Created by: jczaja
This PR is extending reusing concept for elementwise_add_mkldnn op (#18047 (closed)). It is needed for upgrade mkl-dnn to 0.2 and improve performance of models that use elementwise_add_mkldnn op .
Performance evaluation details: platform: SKX 8180 model: Bert
develop (before): I0617 04:57:11.074146 306287 helper.h:326] ====== batch latency: 3.76448ms, number of samples: 4962, sample latency: 3.76448ms, fps: 265.641, data type: float ====== W0617 04:57:50.213590 306287 profiler.cc:89] CUDA CUPTI is not enabled
-------------------------> Profiling Report <-------------------------
Event Calls Total Min. Max. Ave. Ratio. ... thread0::elementwise_add 1885560 45216.6 0.013487 9.32789 0.0239804 0.245703 ...

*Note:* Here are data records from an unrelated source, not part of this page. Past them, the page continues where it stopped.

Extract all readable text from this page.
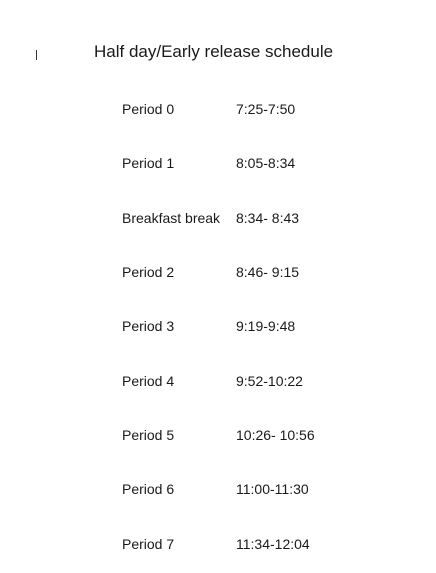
Half day/Early release schedule
Period 0	7:25-7:50
Period 1	8:05-8:34
Breakfast break 8:34- 8:43
Period 2	8:46- 9:15
Period 3	9:19-9:48
Period 4	9:52-10:22
Period 5	10:26- 10:56
Period 6	11:00-11:30
Period 7	11:34-12:04
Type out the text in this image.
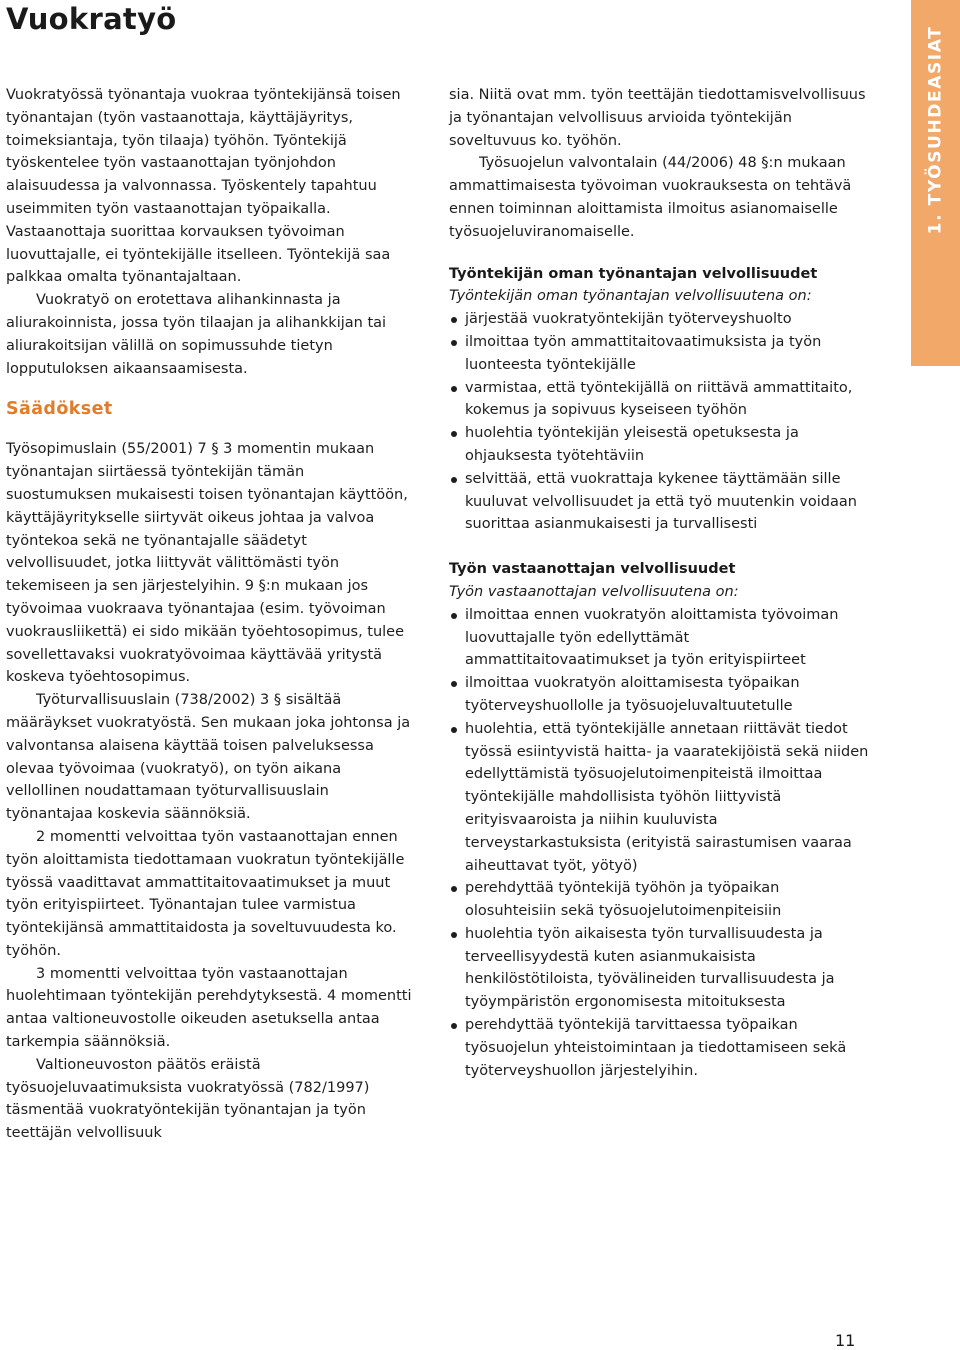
Vuokratyö
1. TYÖSUHDEASIAT

Vuokratyössä työnantaja vuokraa työntekijänsä toisen työnantajan (työn vastaanottaja, käyttäjäyritys, toimeksiantaja, työn tilaaja) työhön. Työntekijä työskentelee työn vastaanottajan työnjohdon alaisuudessa ja valvonnassa. Työskentely tapahtuu useimmiten työn vastaanottajan työpaikalla. Vastaanottaja suorittaa korvauksen työvoiman luovuttajalle, ei työntekijälle itselleen. Työntekijä saa palkkaa omalta työnantajaltaan.

Vuokratyö on erotettava alihankinnasta ja aliurakoinnista, jossa työn tilaajan ja alihankkijan tai aliurakoitsijan välillä on sopimussuhde tietyn lopputuloksen aikaansaamisesta.

Säädökset

Työsopimuslain (55/2001) 7 § 3 momentin mukaan työnantajan siirtäessä työntekijän tämän suostumuksen mukaisesti toisen työnantajan käyttöön, käyttäjäyritykselle siirtyvät oikeus johtaa ja valvoa työntekoa sekä ne työnantajalle säädetyt velvollisuudet, jotka liittyvät välittömästi työn tekemiseen ja sen järjestelyihin. 9 §:n mukaan jos työvoimaa vuokraava työnantajaa (esim. työvoiman vuokrausliikettä) ei sido mikään työehtosopimus, tulee sovellettavaksi vuokratyövoimaa käyttävää yritystä koskeva työehtosopimus.

Työturvallisuuslain (738/2002) 3 § sisältää määräykset vuokratyöstä. Sen mukaan joka johtonsa ja valvontansa alaisena käyttää toisen palveluksessa olevaa työvoimaa (vuokratyö), on työn aikana vellollinen noudattamaan työturvallisuuslain työnantajaa koskevia säännöksiä.

2 momentti velvoittaa työn vastaanottajan ennen työn aloittamista tiedottamaan vuokratun työntekijälle työssä vaadittavat ammattitaitovaatimukset ja muut työn erityispiirteet. Työnantajan tulee varmistua työntekijänsä ammattitaidosta ja soveltuvuudesta ko. työhön.

3 momentti velvoittaa työn vastaanottajan huolehtimaan työntekijän perehdytyksestä. 4 momentti antaa valtioneuvostolle oikeuden asetuksella antaa tarkempia säännöksiä.

Valtioneuvoston päätös eräistä työsuojeluvaatimuksista vuokratyössä (782/1997) täsmentää vuokratyöntekijän työnantajan ja työn teettäjän velvollisuuk

sia. Niitä ovat mm. työn teettäjän tiedottamisvelvollisuus ja työnantajan velvollisuus arvioida työntekijän soveltuvuus ko. työhön.

Työsuojelun valvontalain (44/2006) 48 §:n mukaan ammattimaisesta työvoiman vuokrauksesta on tehtävä ennen toiminnan aloittamista ilmoitus asianomaiselle työsuojeluviranomaiselle.

Työntekijän oman työnantajan velvollisuudet
Työntekijän oman työnantajan velvollisuutena on:
järjestää vuokratyöntekijän työterveyshuolto
ilmoittaa työn ammattitaitovaatimuksista ja työn luonteesta työntekijälle
varmistaa, että työntekijällä on riittävä ammattitaito, kokemus ja sopivuus kyseiseen työhön
huolehtia työntekijän yleisestä opetuksesta ja ohjauksesta työtehtäviin
selvittää, että vuokrattaja kykenee täyttämään sille kuuluvat velvollisuudet ja että työ muutenkin voidaan suorittaa asianmukaisesti ja turvallisesti
Työn vastaanottajan velvollisuudet
Työn vastaanottajan velvollisuutena on:
ilmoittaa ennen vuokratyön aloittamista työvoiman luovuttajalle työn edellyttämät ammattitaitovaatimukset ja työn erityispiirteet
ilmoittaa vuokratyön aloittamisesta työpaikan työterveyshuollolle ja työsuojeluvaltuutetulle
huolehtia, että työntekijälle annetaan riittävät tiedot työssä esiintyvistä haitta- ja vaaratekijöistä sekä niiden edellyttämistä työsuojelutoimenpiteistä ilmoittaa työntekijälle mahdollisista työhön liittyvistä erityisvaaroista ja niihin kuuluvista terveystarkastuksista (erityistä sairastumisen vaaraa aiheuttavat työt, yötyö)
perehdyttää työntekijä työhön ja työpaikan olosuhteisiin sekä työsuojelutoimenpiteisiin
huolehtia työn aikaisesta työn turvallisuudesta ja terveellisyydestä kuten asianmukaisista henkilöstötiloista, työvälineiden turvallisuudesta ja työympäristön ergonomisesta mitoituksesta
perehdyttää työntekijä tarvittaessa työpaikan työsuojelun yhteistoimintaan ja tiedottamiseen sekä työterveyshuollon järjestelyihin.
11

this PR(after): I0617 05:04:12.229713 316097 helper.h:326] ====== batch latency: 3.38282ms, number of samples: 4962, sample latency: 3.38282ms, fps: 295.611, data type: float ====== W0617 05:04:50.954174 316097 profiler.cc:89] CUDA CUPTI is not enabled
-------------------------> Profiling Report <-------------------------
Event Calls Total Min. Max. Ave. Ratio. ... thread0::elementwise_add 1885560 29439.8 0.009848 9.43231 0.0156133 0.178296 ...
@LeoZhao-Intel could you please review as well?